The effect of metal-buffer bilayer drain/source electrodes on the operational stability of the organic field effect transistors

In this paper, we have investigated experimentally the effect of different drain/source (D/S) electrodes and charge injection buffer layers on the electrical properties and operational stability of a stilbene organic field effect transistor (OFET). The results show that the organic buffer layer of copper phthalocyanine (CuPc) considerably improves the electrical properties of the transistors, but has a negligible effect on their temporal behavior. On the other hand, inorganic metal-oxide buffer layer of molybdenum oxide (MoO3) drastically changes both the electrical properties and operational stability. The functionalities of this metal-oxide tightly depend on the properties of the D/S metallic electrodes. OFETs with Al/MoO3 as the bilayer D/S electrodes have the best electrical properties: field effect mobility μeff=0.32cm2V−1s−1 and threshold voltage VTH=−5V and the transistors with Ag/MoO3 have the longest operational stability.

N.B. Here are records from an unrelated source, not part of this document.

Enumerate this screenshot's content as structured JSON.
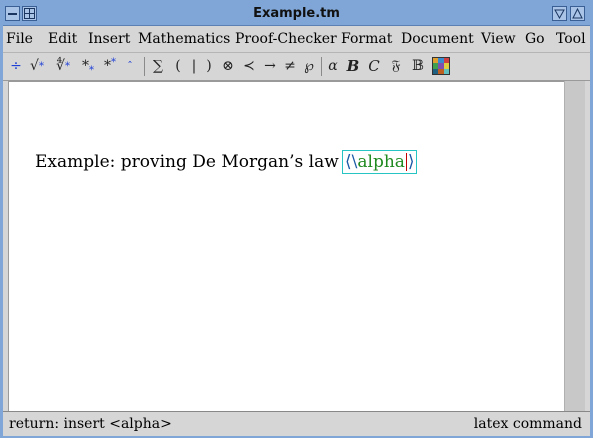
{
  "window": {
    "title": "Example.tm"
  },
  "menu": {
    "items": [
      "File",
      "Edit",
      "Insert",
      "Mathematics",
      "Proof-Checker",
      "Format",
      "Document",
      "View",
      "Go",
      "Tool"
    ]
  },
  "toolbar": {
    "fraction": "÷",
    "sqrt": "√",
    "nroot": "∜",
    "star": "*",
    "sum": "∑",
    "lparen": "(",
    "bar": "|",
    "rparen": ")",
    "otimes": "⊗",
    "prec": "≺",
    "arrow": "→",
    "neq": "≠",
    "wp": "℘",
    "alpha": "α",
    "bold_b": "B",
    "cal_c": "C",
    "frak_f": "𝔉",
    "bb_b": "𝔹"
  },
  "document": {
    "text": "Example: proving De Morgan’s law",
    "macro_open": "⟨",
    "macro_backslash": "\\",
    "macro_name": "alpha",
    "macro_close": "⟩"
  },
  "status": {
    "left": "return: insert <alpha>",
    "right": "latex command"
  },
  "colors": {
    "titlebar": "#7fa6d6",
    "macro_box": "#27c4c4",
    "macro_name": "#1f8a1f",
    "caret": "#c00000",
    "toolbar_blue": "#1e3fd6"
  }
}
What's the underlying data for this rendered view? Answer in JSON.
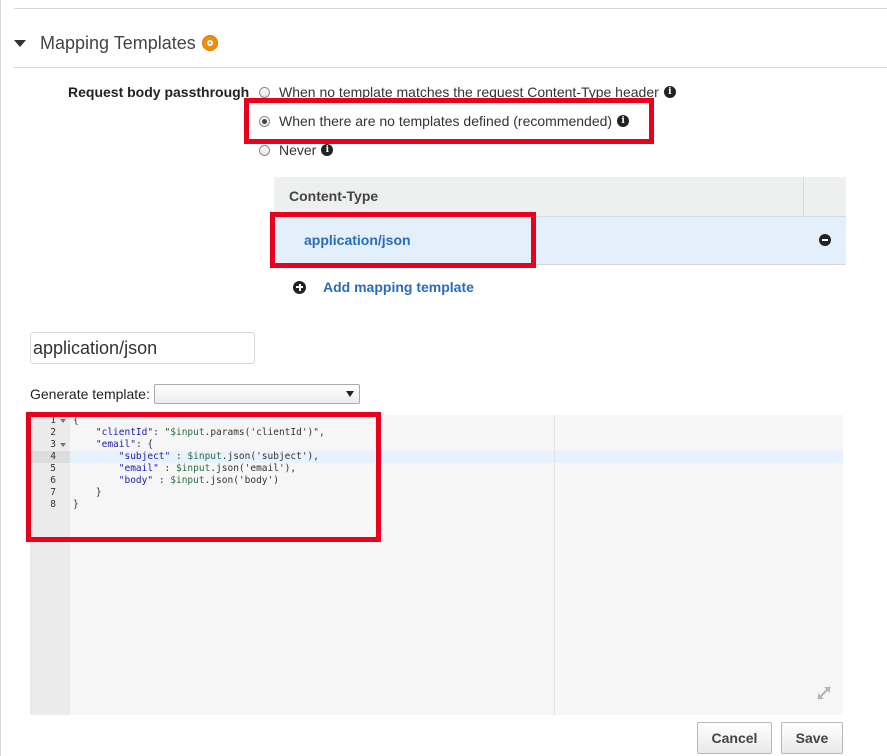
{
  "section": {
    "title": "Mapping Templates"
  },
  "passthrough": {
    "label": "Request body passthrough",
    "options": [
      {
        "label": "When no template matches the request Content-Type header",
        "selected": false
      },
      {
        "label": "When there are no templates defined (recommended)",
        "selected": true
      },
      {
        "label": "Never",
        "selected": false
      }
    ]
  },
  "content_type_table": {
    "header": "Content-Type",
    "rows": [
      {
        "label": "application/json",
        "selected": true
      }
    ],
    "add_label": "Add mapping template"
  },
  "template_editor": {
    "content_type_value": "application/json",
    "generate_label": "Generate template:",
    "generate_selected": "",
    "line_numbers": [
      "1",
      "2",
      "3",
      "4",
      "5",
      "6",
      "7",
      "8"
    ],
    "active_line": 4,
    "lines": [
      "{",
      "    \"clientId\": \"$input.params('clientId')\",",
      "    \"email\": {",
      "        \"subject\" : $input.json('subject'),",
      "        \"email\" : $input.json('email'),",
      "        \"body\" : $input.json('body')",
      "    }",
      "}"
    ]
  },
  "buttons": {
    "cancel": "Cancel",
    "save": "Save"
  },
  "colors": {
    "link": "#2a6cb8",
    "highlight": "#e8001c",
    "selected_row": "#e3effa",
    "status_dot": "#f08d0f"
  },
  "icons": [
    "caret-down-icon",
    "status-dot-icon",
    "info-icon",
    "minus-circle-icon",
    "plus-circle-icon",
    "expand-icon"
  ]
}
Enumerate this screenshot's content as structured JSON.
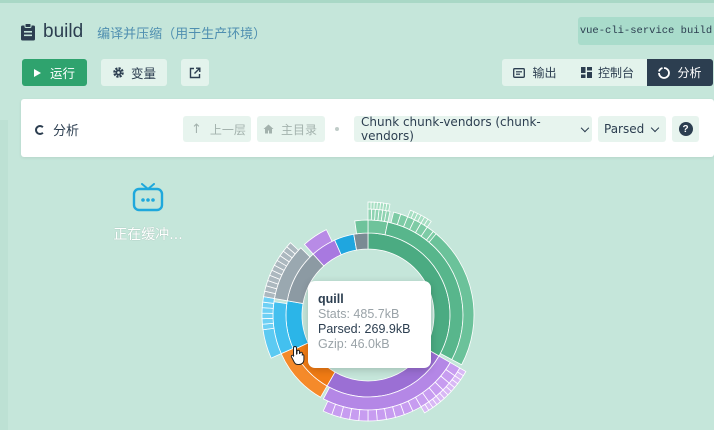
{
  "header": {
    "title": "build",
    "description": "编译并压缩（用于生产环境）",
    "command": "vue-cli-service build"
  },
  "toolbar": {
    "run_label": "运行",
    "vars_label": "变量",
    "external_icon": "external-link-icon"
  },
  "view_tabs": [
    {
      "label": "输出",
      "icon": "output-icon",
      "active": false
    },
    {
      "label": "控制台",
      "icon": "dashboard-icon",
      "active": false
    },
    {
      "label": "分析",
      "icon": "analysis-icon",
      "active": true
    }
  ],
  "analysis": {
    "title": "分析",
    "up_label": "上一层",
    "root_label": "主目录",
    "chunk_select": "Chunk chunk-vendors (chunk-vendors)",
    "size_select": "Parsed",
    "help_icon": "help-icon"
  },
  "buffering": {
    "text": "正在缓冲..."
  },
  "tooltip": {
    "name": "quill",
    "stats": "Stats: 485.7kB",
    "parsed": "Parsed: 269.9kB",
    "gzip": "Gzip: 46.0kB"
  },
  "colors": {
    "primary": "#2fa36e",
    "dark": "#2c3e50",
    "accent": "#4f8fb0",
    "background": "#c5e6da"
  }
}
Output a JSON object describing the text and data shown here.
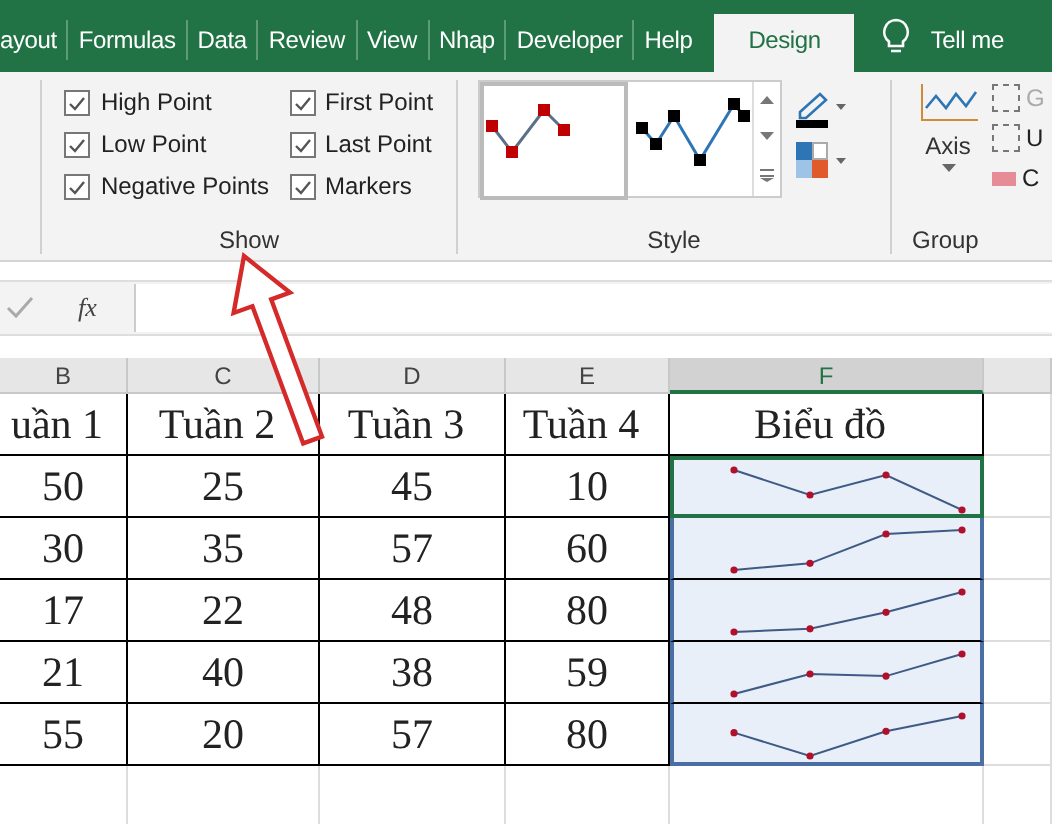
{
  "tabs": [
    {
      "label": "ayout",
      "selected": false
    },
    {
      "label": "Formulas",
      "selected": false
    },
    {
      "label": "Data",
      "selected": false
    },
    {
      "label": "Review",
      "selected": false
    },
    {
      "label": "View",
      "selected": false
    },
    {
      "label": "Nhap",
      "selected": false
    },
    {
      "label": "Developer",
      "selected": false
    },
    {
      "label": "Help",
      "selected": false
    },
    {
      "label": "Design",
      "selected": true
    }
  ],
  "tell_me": "Tell me",
  "show_group": {
    "label": "Show",
    "options": [
      {
        "label": "High Point",
        "checked": true
      },
      {
        "label": "Low Point",
        "checked": true
      },
      {
        "label": "Negative Points",
        "checked": true
      },
      {
        "label": "First Point",
        "checked": true
      },
      {
        "label": "Last Point",
        "checked": true
      },
      {
        "label": "Markers",
        "checked": true
      }
    ]
  },
  "style_group": {
    "label": "Style"
  },
  "group_group": {
    "axis": "Axis",
    "buttons": [
      "G",
      "U",
      "C"
    ],
    "label": "Group"
  },
  "formula_bar": {
    "function_label": "fx"
  },
  "sheet": {
    "columns": [
      {
        "label": "B",
        "selected": false
      },
      {
        "label": "C",
        "selected": false
      },
      {
        "label": "D",
        "selected": false
      },
      {
        "label": "E",
        "selected": false
      },
      {
        "label": "F",
        "selected": true
      }
    ],
    "header_row": [
      "uần 1",
      "Tuần 2",
      "Tuần 3",
      "Tuần 4",
      "Biểu đồ"
    ],
    "rows": [
      [
        "50",
        "25",
        "45",
        "10"
      ],
      [
        "30",
        "35",
        "57",
        "60"
      ],
      [
        "17",
        "22",
        "48",
        "80"
      ],
      [
        "21",
        "40",
        "38",
        "59"
      ],
      [
        "55",
        "20",
        "57",
        "80"
      ]
    ]
  }
}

It was concluded that the chemical stability of the metal/metal-oxide or metal/organic interfaces of the bilayer D/S electrodes determine the operational stability of the OFETs. •The effect of buffer layers on the performance of the stilbene OFETs has been investigated.•Inorganic buffer layer improved the electrical and temporal behaviors simultaneously.•Organic buffer layer only changes the electrical properties.•Chemical stability of the interfaces determines the operational stability of the transistor.